Tokelau became the first country in the world to use 100 per cent renewable energy when they switched to solar energy in 2012.
Speaking about the canoes that he and his fellow climate warriors had carved in their home countries and bought to Australia for the protest, he talked about how his family had used canoes for generations, “Each extended family would have a canoe, and this canoe is the main tool that we used to be able to live, to go fishing, to get coconuts, to take family to the other islands.”
Another climate warrior, Kathy Jetnil-Kijiner, from the Marshall Islands, brought members of the United Nations General Assembly to tears last month with her impassioned poem written to her baby daughter Matafele Peinam, “No one’s moving, no one’s losing their homeland, no one’s gonna become a climate change refugee. Or should I say, no one else. To the Carteret islanders of Papua New Guinea and to the Taro islanders of Fiji, I take this moment to apologise to you,” she said.
The Pacific Islands Forum describes climate change as the “single greatest threat to the livelihoods, security and well-being of the peoples of the Pacific.”
“Climate change is an immediate and serious threat to sustainable development and poverty eradication in many Pacific Island Countries, and for some their very survival. Yet these countries are amongst the least able to adapt and to respond; and the consequences they face, and already now bear, are significantly disproportionate to their collective miniscule contributions to global emissions,” it says.

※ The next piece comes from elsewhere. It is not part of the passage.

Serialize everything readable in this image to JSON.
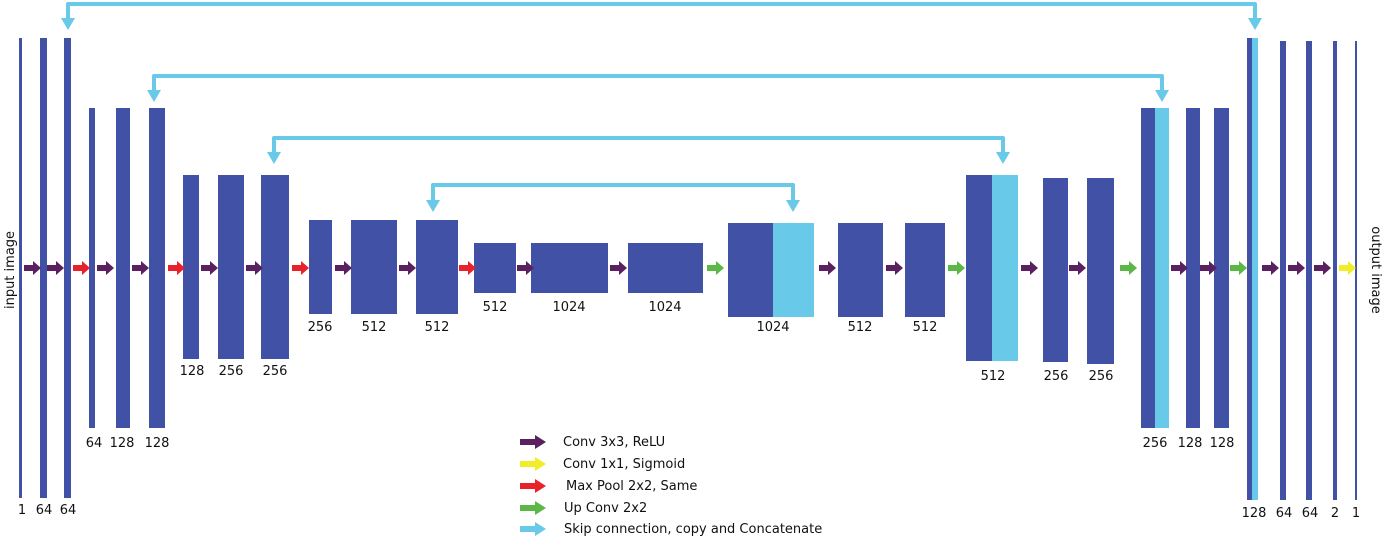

Pacific Island leaders have recently stepped up their language, challenging the Australian government to stop delaying action on climate change.
Oxfam Australia’s climate change advocacy coordinator, Dr Simon Bradshaw, told IPS, “Australia is a Pacific country. In opting to dismantle its climate policies, disengage from international negotiations and forge ahead with the expansion of its fossil fuel industry, it is utterly at odds with the rest of the region.”
Dr. Bradshaw added, “Australia’s closest neighbours have consistently identified climate change as their greatest challenge and top priority. So it is inevitable that Australia’s recent actions will impact on its relationship with Pacific Islands.
“A recent poll commissioned by Oxfam showed that 60 per cent of Australians thought climate change was having a negative impact on the ability of people in poorer countries to grow and access food, rising to 68 per cent among 18 to 34-year-olds,” he said.